The day is coming, I know, when my eyesight will begin to fail me, or my muscle memory no longer is able to vector my hands with the precision needed to effect flawless contact. It starts innocuously enough: you foul off a pitch or two. The fouls begin to come more often, till one day you move a tad deeper in the box. Just for today, you lie to yourself. It’s cold out, and I’m a little stiff. Then your form starts to deteriorate bit by bit until you resemble a bad parody of a hitter, a la those former baseball greats who make themselves look oafish by throwing out the first ball on Opening Day. One afternoon you turn around midway through an especially nightmarish session, maybe after missing four or five in a row, and you catch the high school players smirking at you in your futility (just as I once smirked at the incompetents who tackled the Feller cage). One of them grins and says, “This machine’s kinda quick for you, eh pop?” Eventually you can no longer hide from the truth: They’re right; you can’t get around on the fastest machines anymore. In hitting’s ignominious twist on second childhood, you regress from the Fellers and Koufaxes to the Marichals and Fords.[ad]

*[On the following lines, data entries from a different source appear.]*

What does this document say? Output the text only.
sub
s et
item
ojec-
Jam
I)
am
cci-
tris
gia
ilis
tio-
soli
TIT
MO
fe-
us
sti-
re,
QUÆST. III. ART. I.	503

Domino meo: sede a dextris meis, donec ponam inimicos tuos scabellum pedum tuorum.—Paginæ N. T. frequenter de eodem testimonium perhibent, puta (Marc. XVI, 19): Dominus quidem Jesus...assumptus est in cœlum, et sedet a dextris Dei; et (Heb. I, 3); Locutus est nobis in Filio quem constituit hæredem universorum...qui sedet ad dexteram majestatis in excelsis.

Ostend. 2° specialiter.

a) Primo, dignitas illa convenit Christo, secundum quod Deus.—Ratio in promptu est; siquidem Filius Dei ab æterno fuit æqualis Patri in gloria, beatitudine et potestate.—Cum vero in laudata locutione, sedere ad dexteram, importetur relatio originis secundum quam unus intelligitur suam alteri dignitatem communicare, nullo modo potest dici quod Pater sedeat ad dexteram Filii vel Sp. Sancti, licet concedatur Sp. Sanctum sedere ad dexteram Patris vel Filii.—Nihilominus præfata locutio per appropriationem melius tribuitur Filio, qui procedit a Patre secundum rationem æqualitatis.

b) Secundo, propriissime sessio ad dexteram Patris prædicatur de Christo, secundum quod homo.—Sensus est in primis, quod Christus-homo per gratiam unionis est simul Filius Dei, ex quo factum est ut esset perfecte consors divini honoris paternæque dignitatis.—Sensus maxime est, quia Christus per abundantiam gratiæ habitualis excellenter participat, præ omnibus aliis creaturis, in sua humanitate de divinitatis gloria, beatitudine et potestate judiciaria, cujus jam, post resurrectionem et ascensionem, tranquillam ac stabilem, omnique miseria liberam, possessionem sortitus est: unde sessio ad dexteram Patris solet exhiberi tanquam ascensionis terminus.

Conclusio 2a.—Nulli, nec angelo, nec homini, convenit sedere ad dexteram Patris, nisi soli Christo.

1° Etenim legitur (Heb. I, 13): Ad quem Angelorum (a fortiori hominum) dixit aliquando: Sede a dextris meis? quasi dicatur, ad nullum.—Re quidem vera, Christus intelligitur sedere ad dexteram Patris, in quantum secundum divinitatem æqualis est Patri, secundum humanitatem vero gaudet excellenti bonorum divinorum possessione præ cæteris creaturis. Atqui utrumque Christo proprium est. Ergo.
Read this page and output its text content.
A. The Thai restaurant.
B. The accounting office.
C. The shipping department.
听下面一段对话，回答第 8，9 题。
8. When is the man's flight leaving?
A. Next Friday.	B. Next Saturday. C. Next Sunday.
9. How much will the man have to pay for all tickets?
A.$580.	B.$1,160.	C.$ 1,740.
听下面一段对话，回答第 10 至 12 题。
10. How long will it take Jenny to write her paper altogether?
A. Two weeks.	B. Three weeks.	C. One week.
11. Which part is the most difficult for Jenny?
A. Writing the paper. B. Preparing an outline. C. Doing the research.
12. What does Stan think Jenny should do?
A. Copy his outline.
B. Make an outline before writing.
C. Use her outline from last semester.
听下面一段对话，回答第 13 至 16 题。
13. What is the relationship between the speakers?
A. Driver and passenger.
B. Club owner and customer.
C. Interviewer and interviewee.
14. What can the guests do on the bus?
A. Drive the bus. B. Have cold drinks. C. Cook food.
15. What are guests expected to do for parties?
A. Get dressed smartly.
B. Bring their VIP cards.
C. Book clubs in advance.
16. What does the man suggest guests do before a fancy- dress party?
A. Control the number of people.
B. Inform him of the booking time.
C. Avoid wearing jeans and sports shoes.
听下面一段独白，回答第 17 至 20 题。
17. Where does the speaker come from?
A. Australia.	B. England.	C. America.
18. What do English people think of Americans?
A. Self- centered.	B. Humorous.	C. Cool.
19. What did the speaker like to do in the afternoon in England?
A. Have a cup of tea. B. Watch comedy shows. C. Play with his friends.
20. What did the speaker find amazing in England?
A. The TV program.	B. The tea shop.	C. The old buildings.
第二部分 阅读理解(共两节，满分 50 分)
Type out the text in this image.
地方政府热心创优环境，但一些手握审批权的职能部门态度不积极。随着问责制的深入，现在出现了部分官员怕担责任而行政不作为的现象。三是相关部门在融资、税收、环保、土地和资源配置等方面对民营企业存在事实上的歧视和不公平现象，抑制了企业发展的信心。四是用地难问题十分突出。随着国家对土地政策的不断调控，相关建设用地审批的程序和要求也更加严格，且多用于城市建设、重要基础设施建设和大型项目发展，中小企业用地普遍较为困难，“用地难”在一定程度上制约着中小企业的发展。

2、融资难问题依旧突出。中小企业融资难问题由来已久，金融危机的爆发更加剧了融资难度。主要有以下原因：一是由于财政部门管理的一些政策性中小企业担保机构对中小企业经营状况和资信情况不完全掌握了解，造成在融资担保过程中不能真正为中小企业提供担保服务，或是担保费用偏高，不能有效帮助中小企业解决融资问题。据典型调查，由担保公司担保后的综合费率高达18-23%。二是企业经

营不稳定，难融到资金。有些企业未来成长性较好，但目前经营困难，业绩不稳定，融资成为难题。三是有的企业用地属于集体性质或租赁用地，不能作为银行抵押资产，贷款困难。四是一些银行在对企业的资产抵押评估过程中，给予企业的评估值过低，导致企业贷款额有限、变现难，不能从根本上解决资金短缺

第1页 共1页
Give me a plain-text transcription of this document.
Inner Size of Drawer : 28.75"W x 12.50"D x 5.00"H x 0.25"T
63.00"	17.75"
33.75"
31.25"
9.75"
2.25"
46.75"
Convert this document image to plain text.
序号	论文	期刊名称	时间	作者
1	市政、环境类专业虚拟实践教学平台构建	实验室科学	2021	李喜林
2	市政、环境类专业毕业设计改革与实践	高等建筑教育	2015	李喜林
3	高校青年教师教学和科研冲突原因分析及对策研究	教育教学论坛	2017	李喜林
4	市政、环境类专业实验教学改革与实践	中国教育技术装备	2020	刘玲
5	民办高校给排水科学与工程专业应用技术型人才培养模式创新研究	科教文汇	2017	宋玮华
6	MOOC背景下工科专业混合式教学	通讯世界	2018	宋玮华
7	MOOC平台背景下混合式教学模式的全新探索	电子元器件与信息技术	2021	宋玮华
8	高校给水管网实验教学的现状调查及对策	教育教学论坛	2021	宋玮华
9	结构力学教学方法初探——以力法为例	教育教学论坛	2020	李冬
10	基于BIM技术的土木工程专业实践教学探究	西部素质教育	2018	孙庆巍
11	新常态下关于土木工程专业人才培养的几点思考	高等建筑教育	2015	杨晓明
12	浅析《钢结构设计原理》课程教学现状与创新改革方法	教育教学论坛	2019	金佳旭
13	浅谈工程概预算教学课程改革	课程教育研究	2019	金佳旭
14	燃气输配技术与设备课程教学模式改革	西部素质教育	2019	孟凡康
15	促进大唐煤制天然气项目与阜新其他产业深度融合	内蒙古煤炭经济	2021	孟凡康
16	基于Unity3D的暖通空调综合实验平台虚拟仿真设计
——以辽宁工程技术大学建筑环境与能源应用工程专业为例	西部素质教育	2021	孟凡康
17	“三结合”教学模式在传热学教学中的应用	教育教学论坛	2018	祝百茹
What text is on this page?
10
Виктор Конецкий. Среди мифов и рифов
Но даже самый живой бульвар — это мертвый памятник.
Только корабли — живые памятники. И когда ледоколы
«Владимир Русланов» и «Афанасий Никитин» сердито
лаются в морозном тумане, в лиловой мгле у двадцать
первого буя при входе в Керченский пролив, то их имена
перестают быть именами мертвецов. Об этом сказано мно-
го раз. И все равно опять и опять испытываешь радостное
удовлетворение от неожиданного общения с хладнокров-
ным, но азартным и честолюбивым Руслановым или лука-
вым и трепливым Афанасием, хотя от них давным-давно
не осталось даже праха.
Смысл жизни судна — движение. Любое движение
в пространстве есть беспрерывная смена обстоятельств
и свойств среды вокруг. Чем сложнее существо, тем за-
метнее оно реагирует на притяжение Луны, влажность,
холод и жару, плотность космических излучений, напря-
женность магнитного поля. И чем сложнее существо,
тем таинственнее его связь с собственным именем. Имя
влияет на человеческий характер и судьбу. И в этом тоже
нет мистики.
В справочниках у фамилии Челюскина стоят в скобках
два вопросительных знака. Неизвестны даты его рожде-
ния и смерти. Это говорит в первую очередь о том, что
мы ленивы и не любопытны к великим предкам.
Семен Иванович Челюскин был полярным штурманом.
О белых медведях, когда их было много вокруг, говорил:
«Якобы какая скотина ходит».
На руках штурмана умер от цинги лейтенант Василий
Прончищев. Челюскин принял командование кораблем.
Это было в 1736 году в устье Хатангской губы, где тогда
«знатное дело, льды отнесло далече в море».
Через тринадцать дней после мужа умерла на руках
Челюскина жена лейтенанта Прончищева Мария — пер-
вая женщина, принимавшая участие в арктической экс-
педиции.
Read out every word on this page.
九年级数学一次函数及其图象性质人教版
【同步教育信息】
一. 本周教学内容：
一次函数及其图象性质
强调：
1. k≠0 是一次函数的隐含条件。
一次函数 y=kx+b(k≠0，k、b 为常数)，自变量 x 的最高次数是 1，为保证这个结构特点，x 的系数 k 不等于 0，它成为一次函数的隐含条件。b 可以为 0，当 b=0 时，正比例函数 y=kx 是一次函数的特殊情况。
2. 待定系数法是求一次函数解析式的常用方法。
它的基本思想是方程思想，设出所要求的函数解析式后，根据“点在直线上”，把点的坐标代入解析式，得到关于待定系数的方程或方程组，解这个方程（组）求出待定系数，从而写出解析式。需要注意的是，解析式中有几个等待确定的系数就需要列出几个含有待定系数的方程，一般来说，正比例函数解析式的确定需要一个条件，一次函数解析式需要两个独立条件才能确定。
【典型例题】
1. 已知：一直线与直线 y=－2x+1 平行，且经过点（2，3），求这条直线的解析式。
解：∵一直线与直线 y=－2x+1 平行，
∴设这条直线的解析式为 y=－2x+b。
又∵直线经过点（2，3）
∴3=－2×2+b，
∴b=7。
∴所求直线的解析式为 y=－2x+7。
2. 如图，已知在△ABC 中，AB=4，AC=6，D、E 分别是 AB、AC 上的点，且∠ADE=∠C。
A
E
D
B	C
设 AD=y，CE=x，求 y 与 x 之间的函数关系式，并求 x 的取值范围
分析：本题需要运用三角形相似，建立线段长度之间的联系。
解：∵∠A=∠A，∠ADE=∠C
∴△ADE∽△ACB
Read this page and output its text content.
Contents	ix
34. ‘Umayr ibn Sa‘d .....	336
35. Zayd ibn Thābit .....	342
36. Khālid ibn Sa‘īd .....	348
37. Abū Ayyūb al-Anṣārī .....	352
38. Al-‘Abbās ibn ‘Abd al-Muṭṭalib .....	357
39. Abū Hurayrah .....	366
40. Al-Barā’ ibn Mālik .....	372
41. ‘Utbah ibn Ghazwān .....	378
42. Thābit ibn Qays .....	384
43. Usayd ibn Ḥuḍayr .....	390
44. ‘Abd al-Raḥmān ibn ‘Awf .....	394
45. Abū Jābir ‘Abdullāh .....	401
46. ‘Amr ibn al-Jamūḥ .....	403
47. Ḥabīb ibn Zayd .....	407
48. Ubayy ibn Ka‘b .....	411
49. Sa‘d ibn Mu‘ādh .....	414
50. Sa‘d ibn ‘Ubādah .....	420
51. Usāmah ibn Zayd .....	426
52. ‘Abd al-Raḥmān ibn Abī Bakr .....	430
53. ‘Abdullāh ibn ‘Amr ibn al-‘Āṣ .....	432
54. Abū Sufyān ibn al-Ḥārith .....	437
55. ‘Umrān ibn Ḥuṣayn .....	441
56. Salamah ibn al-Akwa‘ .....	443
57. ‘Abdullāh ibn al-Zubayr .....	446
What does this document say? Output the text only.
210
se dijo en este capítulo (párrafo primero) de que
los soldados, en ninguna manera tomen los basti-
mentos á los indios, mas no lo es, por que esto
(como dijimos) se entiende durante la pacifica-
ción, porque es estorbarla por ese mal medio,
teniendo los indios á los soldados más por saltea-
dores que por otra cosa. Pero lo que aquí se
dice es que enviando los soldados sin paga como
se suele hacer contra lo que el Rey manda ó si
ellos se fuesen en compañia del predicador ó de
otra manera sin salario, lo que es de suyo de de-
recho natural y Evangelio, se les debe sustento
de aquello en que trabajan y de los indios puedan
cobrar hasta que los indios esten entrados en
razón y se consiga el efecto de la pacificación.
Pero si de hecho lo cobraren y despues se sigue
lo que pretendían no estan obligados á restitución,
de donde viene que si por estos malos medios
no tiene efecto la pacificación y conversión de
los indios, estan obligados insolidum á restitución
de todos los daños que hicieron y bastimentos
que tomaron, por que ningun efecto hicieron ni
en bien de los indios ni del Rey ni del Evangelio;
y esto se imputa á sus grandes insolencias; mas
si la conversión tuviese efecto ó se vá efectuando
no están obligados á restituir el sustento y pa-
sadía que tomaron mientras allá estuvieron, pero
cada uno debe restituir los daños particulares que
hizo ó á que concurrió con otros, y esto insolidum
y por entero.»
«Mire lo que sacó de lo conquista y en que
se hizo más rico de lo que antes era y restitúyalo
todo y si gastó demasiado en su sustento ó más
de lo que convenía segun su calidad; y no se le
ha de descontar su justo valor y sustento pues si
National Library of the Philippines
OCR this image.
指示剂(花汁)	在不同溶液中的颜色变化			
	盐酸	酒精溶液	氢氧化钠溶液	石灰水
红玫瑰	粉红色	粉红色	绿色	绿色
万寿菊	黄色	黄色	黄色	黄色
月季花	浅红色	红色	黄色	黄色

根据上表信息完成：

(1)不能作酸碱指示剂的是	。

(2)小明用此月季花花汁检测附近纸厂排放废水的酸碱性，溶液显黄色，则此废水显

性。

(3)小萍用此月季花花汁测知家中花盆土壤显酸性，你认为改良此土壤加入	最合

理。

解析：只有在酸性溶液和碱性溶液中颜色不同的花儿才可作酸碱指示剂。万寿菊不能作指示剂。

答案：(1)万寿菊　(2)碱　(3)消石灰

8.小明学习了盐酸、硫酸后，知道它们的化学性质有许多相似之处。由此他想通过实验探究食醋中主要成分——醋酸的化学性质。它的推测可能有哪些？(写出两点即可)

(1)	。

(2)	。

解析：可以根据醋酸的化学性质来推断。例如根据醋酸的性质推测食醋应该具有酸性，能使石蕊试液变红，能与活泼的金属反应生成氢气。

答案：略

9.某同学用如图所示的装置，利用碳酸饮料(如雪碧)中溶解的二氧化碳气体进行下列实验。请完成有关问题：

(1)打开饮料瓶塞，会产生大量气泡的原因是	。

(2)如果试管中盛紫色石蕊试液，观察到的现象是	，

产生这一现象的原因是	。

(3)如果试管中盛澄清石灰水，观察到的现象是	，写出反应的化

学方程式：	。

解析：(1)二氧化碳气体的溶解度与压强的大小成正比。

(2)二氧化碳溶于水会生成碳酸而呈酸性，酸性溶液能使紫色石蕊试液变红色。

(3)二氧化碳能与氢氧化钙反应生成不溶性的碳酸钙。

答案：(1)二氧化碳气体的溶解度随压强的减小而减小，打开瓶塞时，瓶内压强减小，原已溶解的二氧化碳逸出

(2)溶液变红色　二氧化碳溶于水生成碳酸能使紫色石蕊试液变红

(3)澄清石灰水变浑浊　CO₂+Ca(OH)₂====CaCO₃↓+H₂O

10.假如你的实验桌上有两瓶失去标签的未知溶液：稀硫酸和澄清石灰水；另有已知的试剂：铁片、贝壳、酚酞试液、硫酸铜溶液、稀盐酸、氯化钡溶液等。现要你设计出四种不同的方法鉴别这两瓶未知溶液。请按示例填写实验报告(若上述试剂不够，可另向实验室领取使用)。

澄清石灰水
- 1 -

So far I’ve been able to deny the devil his due. Through six decades I can still out-hit most of the high school and college studs who flock to the cages on weekends. But the writing is on the ball, as it were. Already I notice, or think I do, that my hits don’t always produce the same sharp sound they once did. There’s just a trace of that godawful softball thud mixed in, that certain muffled squishiness that defines the difference between a nice clean crack and a slightly softer thwack: the telltale acoustics of the aging swing. At first I thought the problem might actually be my hearing. I ruled that out after paying close attention when some of the stronger young hitters took their cuts. They may not hit the ball as consistently hard, but when they do catch one on the screws, as we say, the sonic accompaniment has that unmistakable crispness.

I’ve confessed such worries to my wife, and she’ll smile indulgently, as one might smile at a child who voices fears about how Santa will get safely down the chimney, you know, with the fire and all…. That’s okay. I don’t really expect, nor do I need, her understanding. My world is not a world she inhabits. That’s how it’s been all along, really—just me and the cages. I’m comfortable there, and it doesn’t matter where there is, or what type of machine I may find when I get there. The essential experience is the same. I’m reminded of what my more spiritual acquaintances say about their respective religions: Wherever you go in life, your church is your church, regardless of what the buildings may look like, or your distance from home on some map. You are home. You belong.

I down the last bite of my lunch at the same moment the workers finish readying the machine. They give a thumbs-up to their first customer of the new season, who secures the snaps on his well-worn batting gloves, drops a token in the slot, and sets up in the fast cage. Once again—for the how-many-thousandth time?—I wait for the green light to flicker on; it obliges me. I tense, now, wave the bat above my head. That ancient admonition—hips before hands—reverberates up from somewhere deep inside. The ball rockets toward me, and a heartbeat later that incomparable feeling warms my wrists and hands and forearms, no less joyous than it was that first time, forty-nine years ago. The feel of nothing. I smile. 
This is where I come to feel nothing, the one place in life where I’m freed of torments past, oblivious to pitfalls future. It is, will always be, food for the hungry heart of that fat little misfit from Brooklyn.